O Serviço de Investigação Criminal (SIC) de Luanda deteve 29 indivíduos, dois dos quais de nacionalidade chinesa, por estarem envolvidos na comercialização de 34 mil quilogramas de medicamentos expirados desde o ano 2013.

 

Joaquim Mungongo, inspector chefe do SIC, referiu, em declarações ao Jornal de Angola, que no rol de remédios apreendidos, estão medicamentos que expiraram em 2013 e 2015, e um dos medicamentos é o “complexo de pré-natal”, que, caso fosse comercializado, iria colocar em risco a saúde de grávidas e dos seus bebés.


Para o oficial do Serviço de Investigação Criminal em Luanda, dificilmente se dá conta de que se trata de medicamentos com o prazo de validade expirado, por apresentarem “uma boa imagem”, devido ao facto de terem sido colocados novos rótulos.

A informação foi avançada à comunicação social pelo chefe do Departamento Central do Serviço de Investigação Criminal de Luanda, inspector-chefe Joaquim Mungongo, que frisou que os medicamentos foram apreendidos numa altura em que estavam a ser comercializados nas proximidades do Hospital Geral de Luanda.

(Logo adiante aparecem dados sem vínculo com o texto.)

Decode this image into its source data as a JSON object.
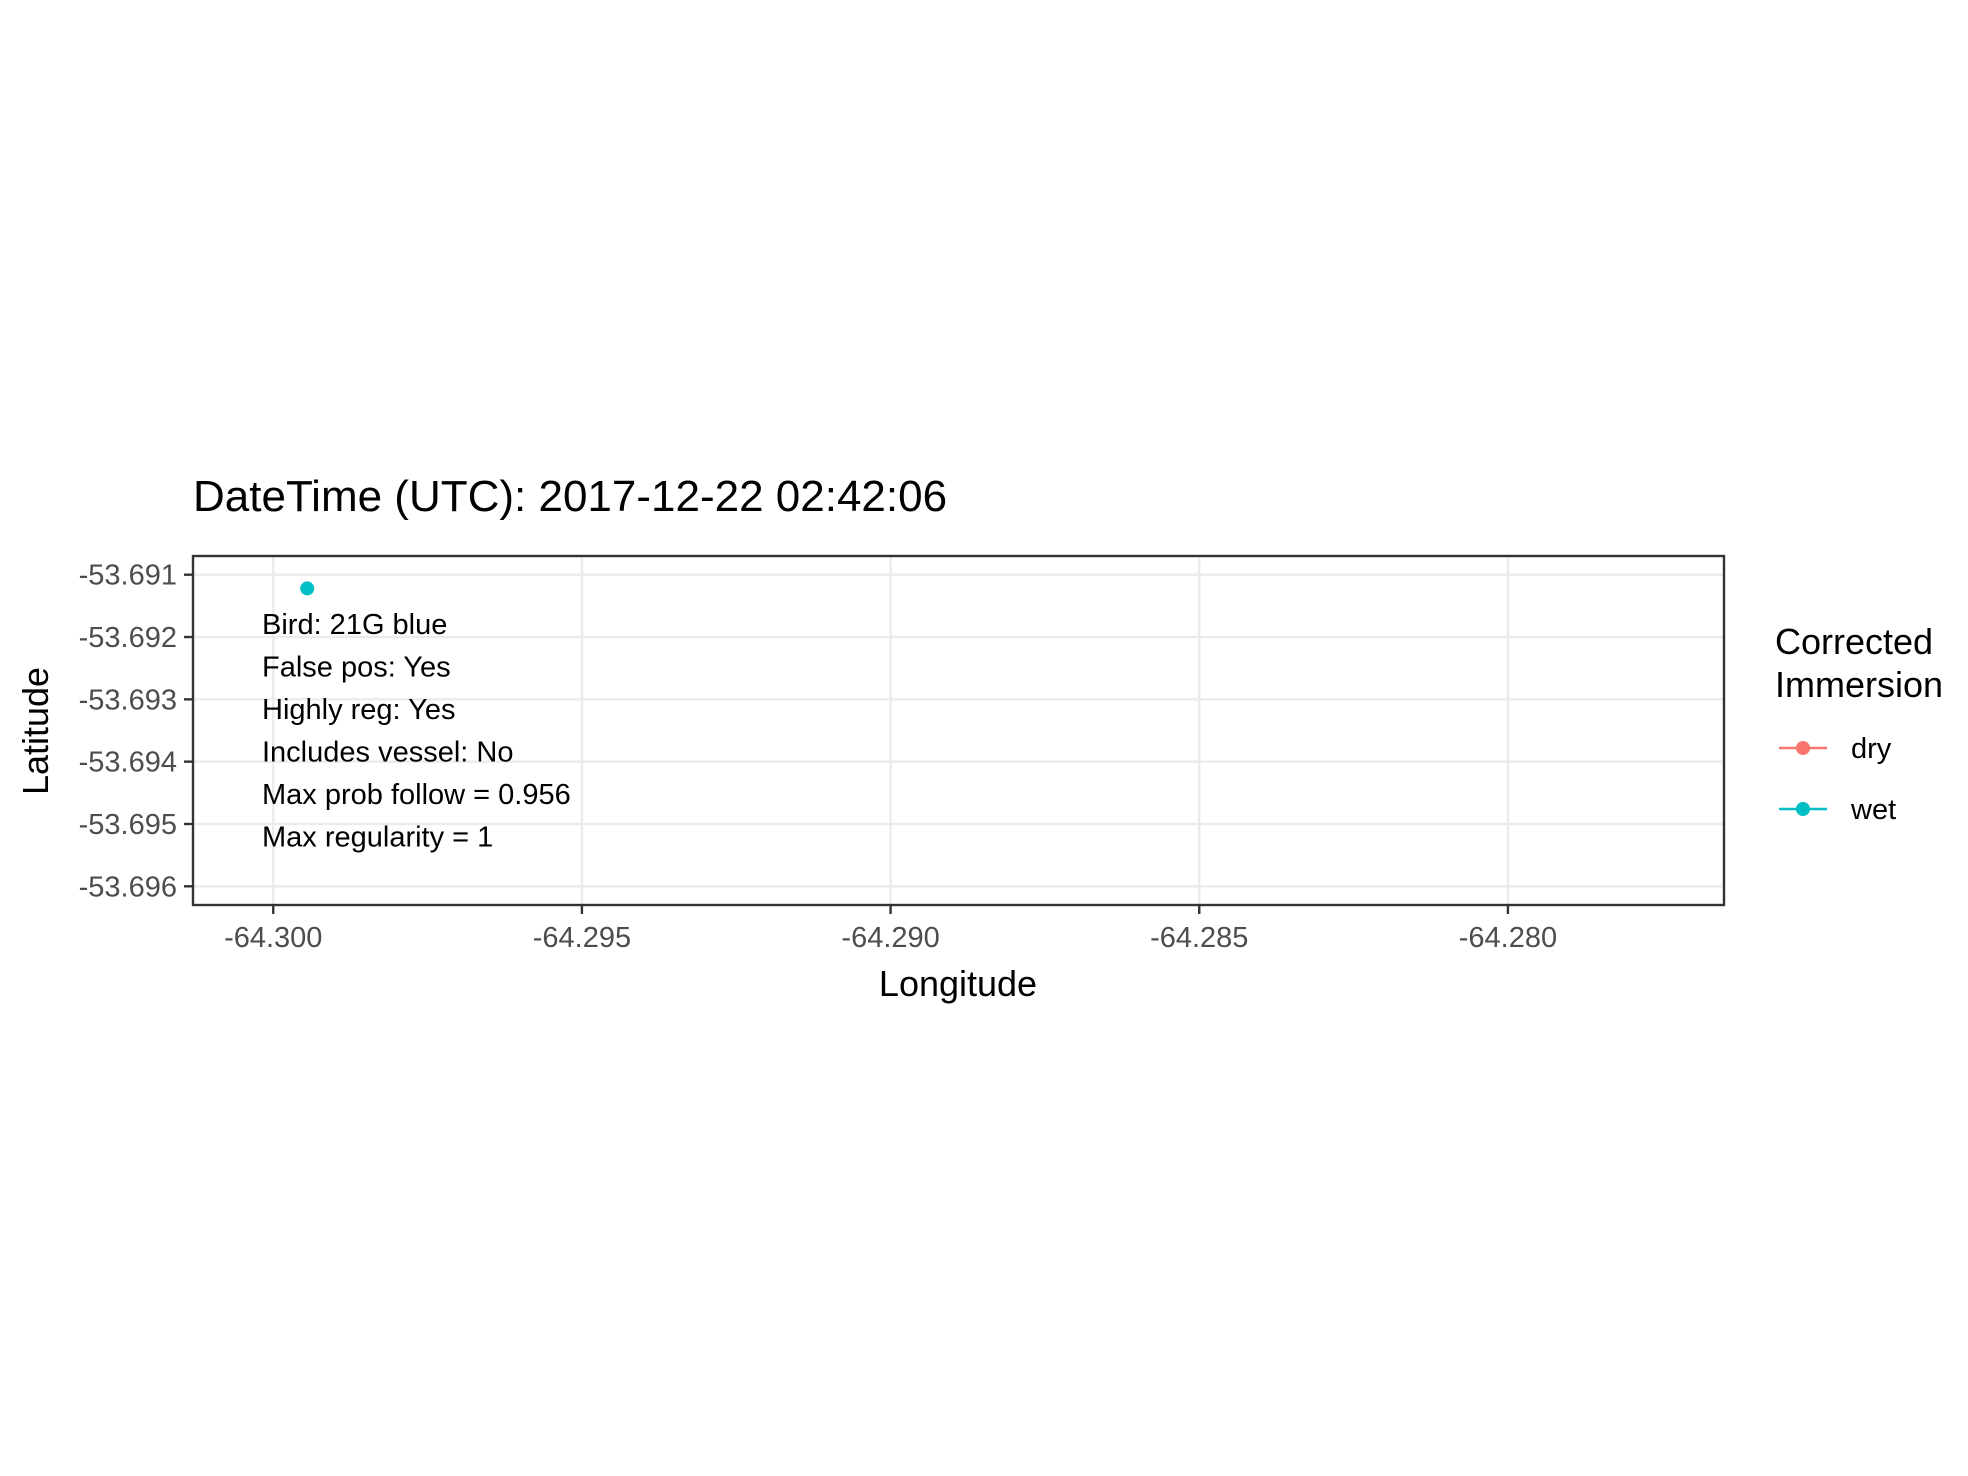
{
  "chart_data": {
    "type": "scatter",
    "title": "DateTime (UTC): 2017-12-22 02:42:06",
    "xlabel": "Longitude",
    "ylabel": "Latitude",
    "xlim": [
      -64.3013,
      -64.2765
    ],
    "ylim": [
      -53.6963,
      -53.6907
    ],
    "x_ticks": [
      -64.3,
      -64.295,
      -64.29,
      -64.285,
      -64.28
    ],
    "x_tick_labels": [
      "-64.300",
      "-64.295",
      "-64.290",
      "-64.285",
      "-64.280"
    ],
    "y_ticks": [
      -53.691,
      -53.692,
      -53.693,
      -53.694,
      -53.695,
      -53.696
    ],
    "y_tick_labels": [
      "-53.691",
      "-53.692",
      "-53.693",
      "-53.694",
      "-53.695",
      "-53.696"
    ],
    "grid": true,
    "legend": {
      "title_lines": [
        "Corrected",
        "Immersion"
      ],
      "position": "right",
      "entries": [
        {
          "label": "dry",
          "color": "#F8766D"
        },
        {
          "label": "wet",
          "color": "#00BFC4"
        }
      ]
    },
    "points": [
      {
        "x": -64.29945,
        "y": -53.69122,
        "series": "wet"
      }
    ],
    "annotations": [
      "Bird: 21G blue",
      "False pos: Yes",
      "Highly reg: Yes",
      "Includes vessel: No",
      "Max prob follow = 0.956",
      "Max regularity = 1"
    ]
  }
}
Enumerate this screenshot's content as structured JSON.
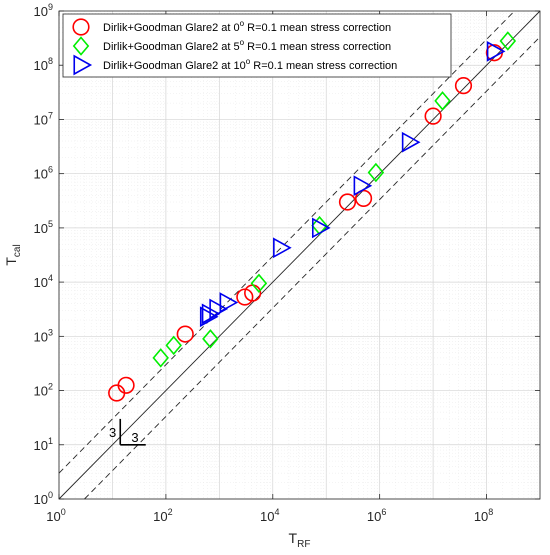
{
  "chart_data": {
    "type": "scatter",
    "title": "",
    "xlabel": {
      "main": "T",
      "sub": "RF"
    },
    "ylabel": {
      "main": "T",
      "sub": "cal"
    },
    "x_scale": "log",
    "y_scale": "log",
    "xlim": [
      1,
      1000000000
    ],
    "ylim": [
      1,
      1000000000
    ],
    "x_ticks": [
      {
        "value": 1,
        "base": "10",
        "exp": "0"
      },
      {
        "value": 100,
        "base": "10",
        "exp": "2"
      },
      {
        "value": 10000,
        "base": "10",
        "exp": "4"
      },
      {
        "value": 1000000,
        "base": "10",
        "exp": "6"
      },
      {
        "value": 100000000,
        "base": "10",
        "exp": "8"
      }
    ],
    "y_ticks": [
      {
        "value": 1,
        "base": "10",
        "exp": "0"
      },
      {
        "value": 10,
        "base": "10",
        "exp": "1"
      },
      {
        "value": 100,
        "base": "10",
        "exp": "2"
      },
      {
        "value": 1000,
        "base": "10",
        "exp": "3"
      },
      {
        "value": 10000,
        "base": "10",
        "exp": "4"
      },
      {
        "value": 100000,
        "base": "10",
        "exp": "5"
      },
      {
        "value": 1000000,
        "base": "10",
        "exp": "6"
      },
      {
        "value": 10000000,
        "base": "10",
        "exp": "7"
      },
      {
        "value": 100000000,
        "base": "10",
        "exp": "8"
      },
      {
        "value": 1000000000,
        "base": "10",
        "exp": "9"
      }
    ],
    "grid": true,
    "legend_position": "top-left",
    "reference_lines": [
      {
        "kind": "solid",
        "factor": 1
      },
      {
        "kind": "dashed",
        "factor": 3
      },
      {
        "kind": "dashed",
        "factor": 0.3333
      }
    ],
    "scale_annotation": {
      "label_vertical": "3",
      "label_horizontal": "3",
      "anchor_x": 14,
      "anchor_y": 10
    },
    "series": [
      {
        "name": "Dirlik+Goodman Glare2 at 0",
        "deg": "o",
        "name_suffix": " R=0.1 mean stress correction",
        "marker": "circle",
        "color": "#ff0000",
        "points": [
          [
            12,
            90
          ],
          [
            18,
            125
          ],
          [
            230,
            1100
          ],
          [
            3000,
            5300
          ],
          [
            4200,
            6300
          ],
          [
            250000,
            300000
          ],
          [
            500000,
            350000
          ],
          [
            10000000,
            11500000
          ],
          [
            37000000,
            42000000
          ],
          [
            140000000,
            170000000
          ]
        ]
      },
      {
        "name": "Dirlik+Goodman Glare2 at 5",
        "deg": "o",
        "name_suffix": " R=0.1 mean stress correction",
        "marker": "diamond",
        "color": "#00ee00",
        "points": [
          [
            80,
            400
          ],
          [
            140,
            680
          ],
          [
            680,
            900
          ],
          [
            5500,
            9500
          ],
          [
            75000,
            110000
          ],
          [
            850000,
            1050000
          ],
          [
            15000000,
            22000000
          ],
          [
            250000000,
            280000000
          ]
        ]
      },
      {
        "name": "Dirlik+Goodman Glare2 at 10",
        "deg": "o",
        "name_suffix": " R=0.1 mean stress correction",
        "marker": "triangle-right",
        "color": "#0000ee",
        "points": [
          [
            600,
            2300
          ],
          [
            650,
            2600
          ],
          [
            900,
            3200
          ],
          [
            1400,
            4200
          ],
          [
            14000,
            43000
          ],
          [
            75000,
            100000
          ],
          [
            450000,
            600000
          ],
          [
            3600000,
            3800000
          ],
          [
            140000000,
            180000000
          ]
        ]
      }
    ]
  }
}
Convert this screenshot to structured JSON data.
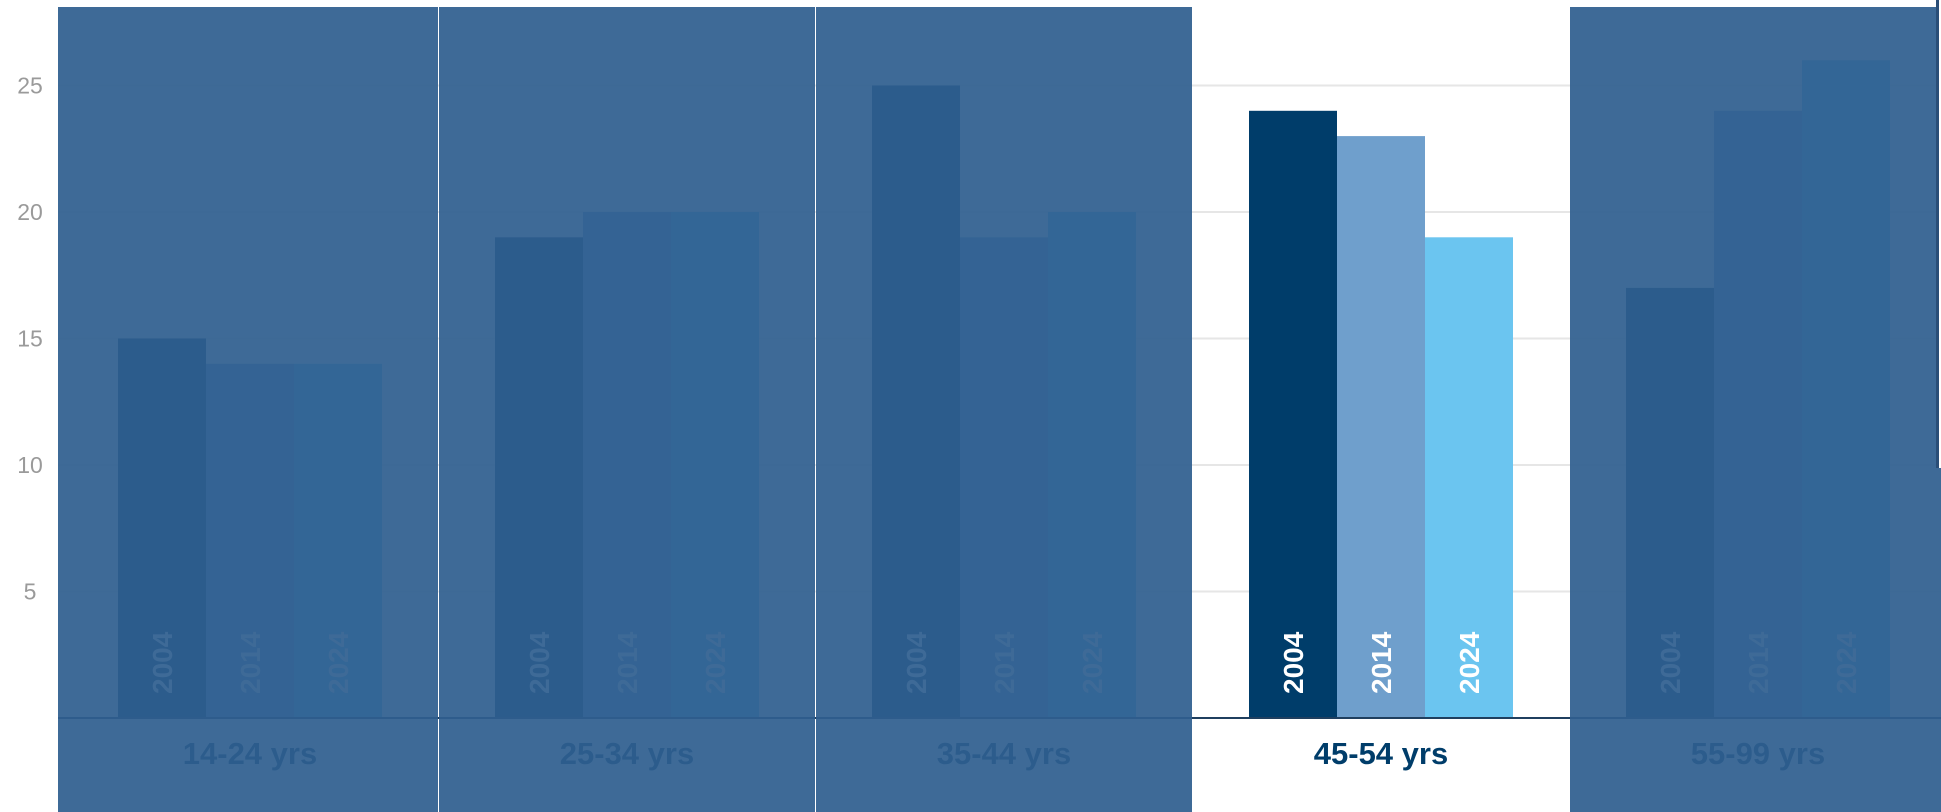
{
  "chart_data": {
    "type": "bar",
    "categories": [
      "14-24 yrs",
      "25-34 yrs",
      "35-44 yrs",
      "45-54 yrs",
      "55-99 yrs"
    ],
    "series": [
      {
        "name": "2004",
        "values": [
          15,
          19,
          25,
          24,
          17
        ],
        "color": "#003d6a"
      },
      {
        "name": "2014",
        "values": [
          14,
          20,
          19,
          23,
          24
        ],
        "color": "#6f9fcc"
      },
      {
        "name": "2024",
        "values": [
          14,
          20,
          20,
          19,
          26
        ],
        "color": "#6bc5f0"
      }
    ],
    "y_ticks": [
      5,
      10,
      15,
      20,
      25
    ],
    "ylim": [
      0,
      28
    ],
    "highlighted_category": "45-54 yrs",
    "dim_overlay_color": "#2f5f8f",
    "gridlines": true,
    "title": "",
    "xlabel": "",
    "ylabel": ""
  }
}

Os rótulos dos medicamentos apreendidos sofreram adulteração nas datas os meliantes já tinham em sua posse mais de 30 mil lotes de medicamentos, cuja etiqueta já dizia que o período de validade apenas terminava este ano.


As datas de caducidade foram apagadas com a utilização de álcool, além de que eles usavam outras “películas colantes”, com o novo prazo de validade, nos frascos dos medicamentos apreendidos, foram também apreendidos os marcadores utilizados na adulteração das datas de expiração dos medicamentos.